In Johannesburg on Sunday (7th), Minister of International Relations Lindiwe Sisulu told reporters that the plans to downgrade the country’s Israel embassy to merely a liaison office were going ahead, AFP reports.
“The office will remain at the level of a liaison and that is how it will operate,” she said, adding that it would stick to consular and “people-to-people relations.”
“We will not be putting up a nomination for a representative at the level of an ambassador in Israel,” Sisulu said.
On Wednesday (3rd) of last week, Sisulu told delegates at the South African Institute of International Affairs that the liaison office in Tel Aviv will have no political mandate, no trade mandate, and no development cooperation mandate. It will not be responsible for trade and commercial activities.
The decision to downgrade the embassy was taken more than a year ago, in December 2017, by the African National Congress (ANC), South Africa’s ruling party.
“In order to give our practical expression of support to the oppressed people of Palestine, the ANC has unanimously resolved to direct the SA government to immediately and unconditionally downgrade the South African Embassy in Israel to a Liaison Office,” the party said in a statement at the time.
The South African government has strongly favored the Palestinian side in the Arab-Israel conflict.

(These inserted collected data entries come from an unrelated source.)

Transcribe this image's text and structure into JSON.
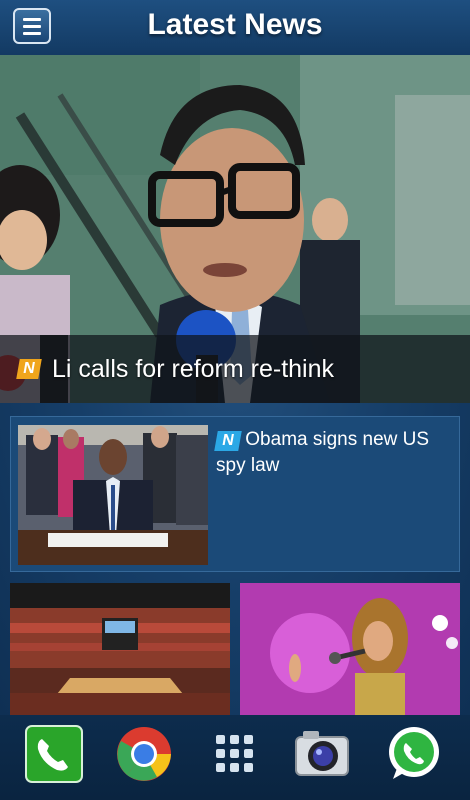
{
  "header": {
    "title": "Latest News",
    "menu_icon": "hamburger-menu-icon"
  },
  "hero": {
    "badge": "N",
    "headline": "Li calls for reform re-think"
  },
  "story": {
    "badge": "N",
    "title": "Obama signs new US spy law"
  },
  "tiles": [
    {
      "image": "basketball-arena-photo"
    },
    {
      "image": "singer-on-stage-photo"
    }
  ],
  "dock": {
    "apps": [
      "phone-icon",
      "chrome-icon",
      "app-drawer-icon",
      "camera-icon",
      "whatsapp-icon"
    ]
  },
  "colors": {
    "header_top": "#1e4f80",
    "background": "#163e68",
    "badge_orange": "#f0a51c",
    "badge_blue": "#2ba8e6"
  }
}
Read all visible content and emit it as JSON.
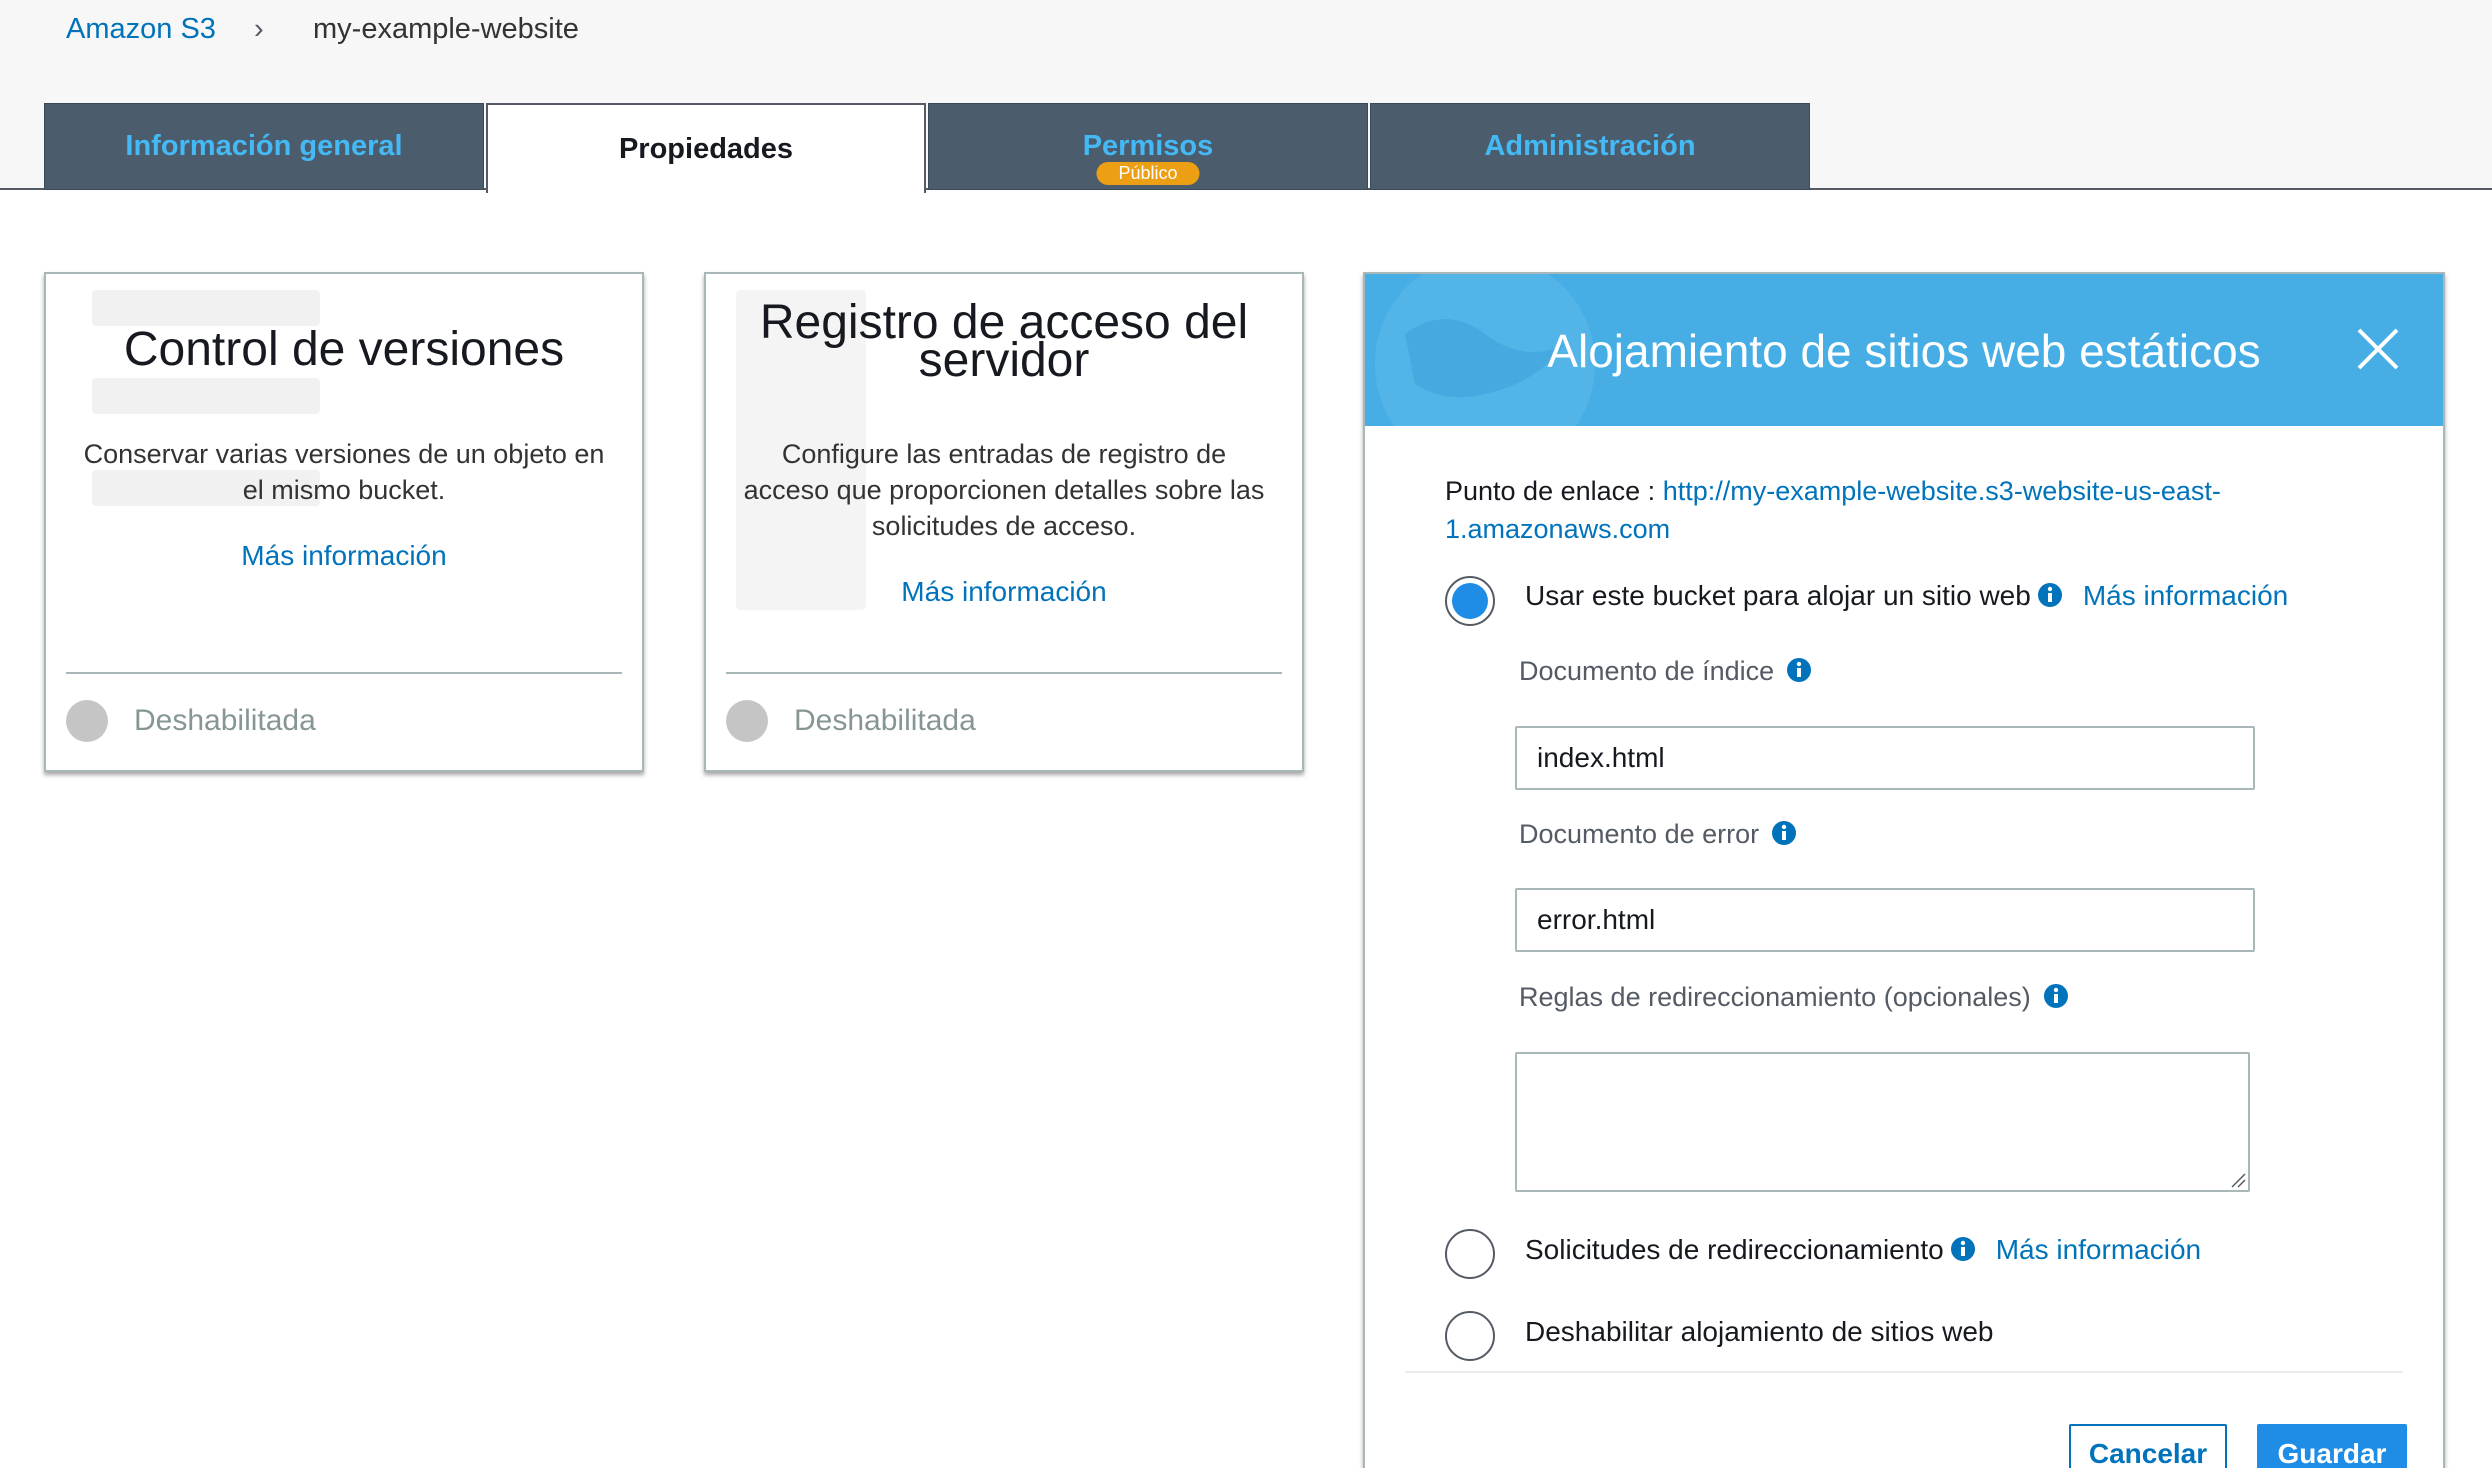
{
  "breadcrumb": {
    "root": "Amazon S3",
    "separator": "›",
    "current": "my-example-website"
  },
  "tabs": [
    {
      "label": "Información general",
      "active": false
    },
    {
      "label": "Propiedades",
      "active": true
    },
    {
      "label": "Permisos",
      "active": false,
      "badge": "Público"
    },
    {
      "label": "Administración",
      "active": false
    }
  ],
  "cards": {
    "versioning": {
      "title": "Control de versiones",
      "description": "Conservar varias versiones de un objeto en el mismo bucket.",
      "more_link": "Más información",
      "status": "Deshabilitada"
    },
    "logging": {
      "title_line1": "Registro de acceso del",
      "title_line2": "servidor",
      "description": "Configure las entradas de registro de acceso que proporcionen detalles sobre las solicitudes de acceso.",
      "more_link": "Más información",
      "status": "Deshabilitada"
    }
  },
  "website_panel": {
    "title": "Alojamiento de sitios web estáticos",
    "endpoint_label": "Punto de enlace :",
    "endpoint_url": "http://my-example-website.s3-website-us-east-1.amazonaws.com",
    "options": {
      "use_bucket": {
        "label": "Usar este bucket para alojar un sitio web",
        "more": "Más información",
        "selected": true
      },
      "redirect": {
        "label": "Solicitudes de redireccionamiento",
        "more": "Más información",
        "selected": false
      },
      "disable": {
        "label": "Deshabilitar alojamiento de sitios web",
        "selected": false
      }
    },
    "index_document": {
      "label": "Documento de índice",
      "value": "index.html"
    },
    "error_document": {
      "label": "Documento de error",
      "value": "error.html"
    },
    "redirect_rules": {
      "label": "Reglas de redireccionamiento (opcionales)",
      "value": ""
    },
    "buttons": {
      "cancel": "Cancelar",
      "save": "Guardar"
    }
  },
  "colors": {
    "link": "#0073bb",
    "tab_background": "#4b5d6c",
    "tab_text": "#44b9f5",
    "badge": "#ec9f13",
    "panel_header": "#47aee5",
    "primary_button": "#1f8de6"
  },
  "icons": [
    "info-icon",
    "close-icon",
    "chevron-right-icon"
  ]
}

In May, 2018, the country withdrew its ambassador to Israel in protest over violence on the Israel-Gaza border, despite the fact that the violence was initiated by Hamas.
South Africa remained adamant in its position despite the fact that it quickly emerged that of the 62 Palestinians killed in the May 2018 violence, 53 were terrorists, a fact admitted by Hamas.
South Africa is one of 10 non-permanent members of the United Nations Security Council, and has pushed for actions against Israel at the 15-member body which sits in New York.
“The situation between Israel and Palestine is one of the oldest issues on the Security Council agenda. It is one of the only issues that the Council has been meeting on monthly, for several years,” Sisulu said.